His platoon sergeant was killed the next day. Graffiti from American soldiers was present all over Vietnam, he said. One he later recalled: "If I had a farm in Vietnam and a home in hell, I would
sell my farm and go home." Marreel came home with combat honors including three Bronze Stars, a Purple Heart and Combat Infantry Badge. In 1979, he met his wife, Donna. They eventually had two children. Marreel worked for the Postal Service for 33 years and was a Mitchell County supervisor for more than six years. "When I came back from Vietnam there was nothing here for veterans, "Marreel said. "You just came home, you threw all your stuff in the closet and you went about being a civilian again." Of five men, including himself, that joined his unit on the same day, all survived their tours.

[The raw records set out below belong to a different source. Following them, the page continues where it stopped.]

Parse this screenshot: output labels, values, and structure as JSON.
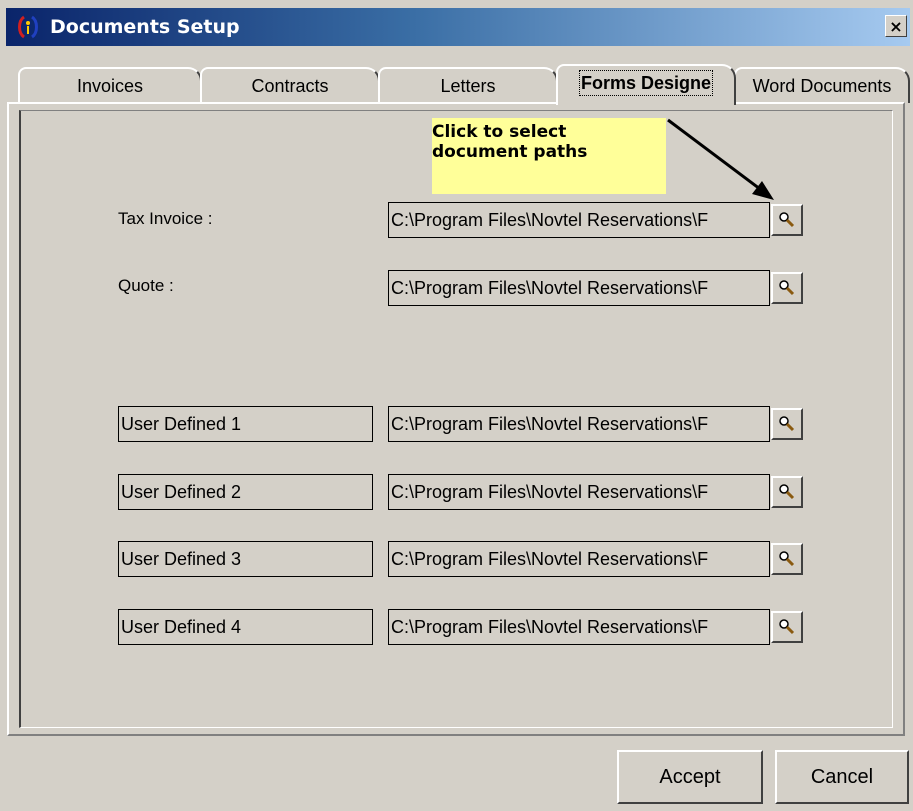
{
  "window": {
    "title": "Documents Setup",
    "close_label": "×",
    "app_icon": "app-logo-icon"
  },
  "tabs": [
    {
      "label": "Invoices",
      "active": false
    },
    {
      "label": "Contracts",
      "active": false
    },
    {
      "label": "Letters",
      "active": false
    },
    {
      "label": "Forms Designe",
      "active": true
    },
    {
      "label": "Word Documents",
      "active": false
    }
  ],
  "callout": {
    "text": "Click to select\ndocument paths"
  },
  "documents": {
    "tax_invoice": {
      "label": "Tax Invoice :",
      "path": "C:\\Program Files\\Novtel Reservations\\F"
    },
    "quote": {
      "label": "Quote :",
      "path": "C:\\Program Files\\Novtel Reservations\\F"
    },
    "user_defined": [
      {
        "name": "User Defined 1",
        "path": "C:\\Program Files\\Novtel Reservations\\F"
      },
      {
        "name": "User Defined 2",
        "path": "C:\\Program Files\\Novtel Reservations\\F"
      },
      {
        "name": "User Defined 3",
        "path": "C:\\Program Files\\Novtel Reservations\\F"
      },
      {
        "name": "User Defined 4",
        "path": "C:\\Program Files\\Novtel Reservations\\F"
      }
    ],
    "browse_icon": "magnifier-icon"
  },
  "buttons": {
    "accept": "Accept",
    "cancel": "Cancel"
  },
  "colors": {
    "titlebar_start": "#0a246a",
    "titlebar_end": "#a6caf0",
    "face": "#d4d0c8",
    "callout": "#ffff99"
  }
}
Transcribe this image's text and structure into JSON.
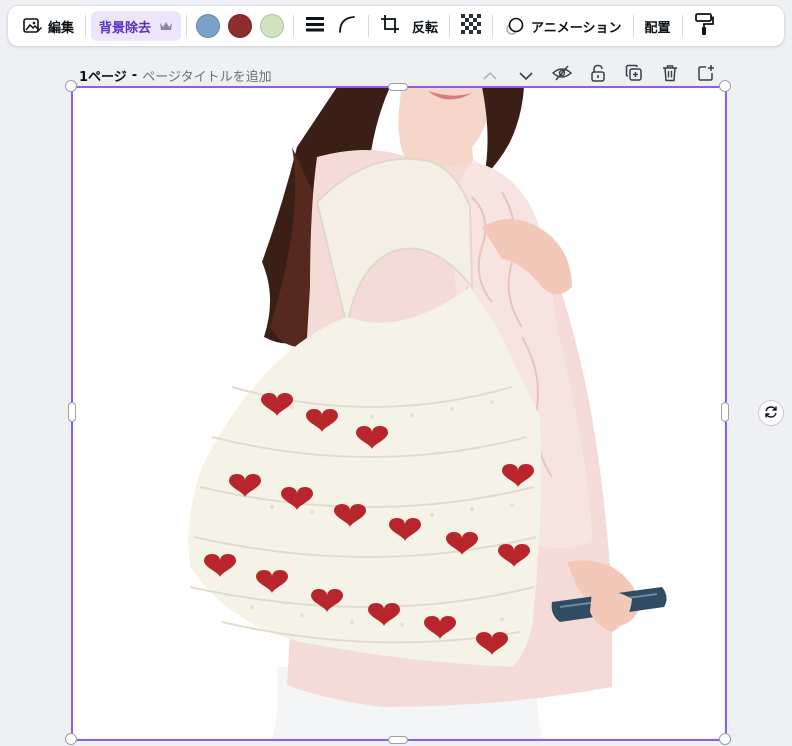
{
  "toolbar": {
    "edit_label": "編集",
    "bg_remove_label": "背景除去",
    "colors": [
      "#7aa3c8",
      "#8c2f2a",
      "#cfe3bf"
    ],
    "flip_label": "反転",
    "animation_label": "アニメーション",
    "position_label": "配置"
  },
  "page": {
    "number_label": "1ページ",
    "separator": "-",
    "title_placeholder": "ページタイトルを追加"
  },
  "icons": [
    "image-edit-icon",
    "crown-icon",
    "border-style-icon",
    "corner-rounding-icon",
    "crop-icon",
    "transparency-icon",
    "animation-icon",
    "paint-roller-icon",
    "chevron-up-icon",
    "chevron-down-icon",
    "hide-icon",
    "lock-icon",
    "duplicate-icon",
    "trash-icon",
    "add-page-icon",
    "rotate-icon"
  ],
  "accent_color": "#8b5cf6"
}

He began to reunite with men from his unit more than 25 years later. "I think the Vietnam vets are supportive of (post-9/11 vets) coming back now, because we
knew how bad we were treated," he said. "I was never called a 'baby killer' myself," Marreel said. "People wanted to fight. They wanted to pick a fight with us. I said, 'We were not trained to fight, we were trained to kill,' and that kind of solved it." "The press said we lost," he said. "We did not lose, because we weren't there. Saigon fell two years after the Americans left." "It was a war just to have a war. There was never a plan to win," he said. "We weren't allowed to win."